Tu nous aurais vus, mon cher Laurent, lundi, à la réunion hebdomadaire du 1 ! Après les larmes, c’était la grande excitation : chaque membre de l’équipe lançait une idée, avançait une suggestion pour ce numéro spécial qui devait t’être consacré. On n’arrêtait pas de recenser tes qualités et tes mérites. « Moi, je dirais que c’était un type bien », a murmuré une jeune journaliste, approuvée par un silence général.

Il s’est passé alors quelque chose d’étrange : j’ai cru t’apercevoir dans l’assistance, comme si tout cela n’avait été qu’un mauvais rêve. Le tour de table achevé, tu as pris la parole, pour dire de ta voix habituelle, si posée : « Un type bien ? Je ne le pense pas du tout. » Et de retourner chaque compliment comme un gant. L’instant de stupéfaction passé, des sourires se sont dessinés sur les visages : ça, c’était bien du Laurent Greilsamer !

Que de fois, en effet, tu nous as surpris en contestant ce qui semblait tomber sous le sens ! On aurait dit que tu prenais plaisir à nous désorienter. Goût de la provocation ? Peut-être un peu, mais cette manière d’aller si souvent à contre-courant reflétait ta méfiance à l’égard des évidences trop évidentes, du politiquement correct, du socialement correct, de l’internationalement correct…

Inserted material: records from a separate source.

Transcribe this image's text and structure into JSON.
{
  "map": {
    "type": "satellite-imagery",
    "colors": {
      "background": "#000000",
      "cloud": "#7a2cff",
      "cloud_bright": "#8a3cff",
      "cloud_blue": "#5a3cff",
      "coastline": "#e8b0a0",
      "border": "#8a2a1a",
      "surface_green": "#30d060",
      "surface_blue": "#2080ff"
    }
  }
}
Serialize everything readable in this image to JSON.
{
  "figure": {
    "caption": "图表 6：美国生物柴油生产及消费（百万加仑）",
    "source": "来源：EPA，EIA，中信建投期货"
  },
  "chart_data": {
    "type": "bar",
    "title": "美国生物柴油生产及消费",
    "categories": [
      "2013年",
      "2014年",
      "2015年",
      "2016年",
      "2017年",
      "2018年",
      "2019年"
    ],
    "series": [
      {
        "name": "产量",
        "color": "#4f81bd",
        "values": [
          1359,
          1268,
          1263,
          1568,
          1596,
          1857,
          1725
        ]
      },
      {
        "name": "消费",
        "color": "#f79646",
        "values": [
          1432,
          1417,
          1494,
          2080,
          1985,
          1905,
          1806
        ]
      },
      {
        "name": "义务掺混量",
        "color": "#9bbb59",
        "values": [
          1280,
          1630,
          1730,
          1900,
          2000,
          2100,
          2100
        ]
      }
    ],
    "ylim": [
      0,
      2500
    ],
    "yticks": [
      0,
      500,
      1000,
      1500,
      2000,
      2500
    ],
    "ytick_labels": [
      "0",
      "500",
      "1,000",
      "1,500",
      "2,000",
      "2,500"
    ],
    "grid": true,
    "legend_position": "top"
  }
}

Tu étais – mais pourquoi employer l’imparfait, alors que tu n’as jamais été aussi présent parmi nous ? –, tu es un empêcheur de penser en rond. Le journaliste, à tes yeux, ne doit rien prendre pour argent comptant, ne rien affirmer sans preuve. Il ne saurait être un idéologue ou un donneur de leçons, toujours placé du bon côté, qui enfonce des portes ouvertes à grands coups de pied.

On compte sur toi, cher Laurent, pour continuer à nous montrer l’envers du décor, nous mettre en garde contre le sens du vent et nous rappeler inlassablement les vertus du doute. On dit que tu nous as quittés. Je ne le pense pas du tout.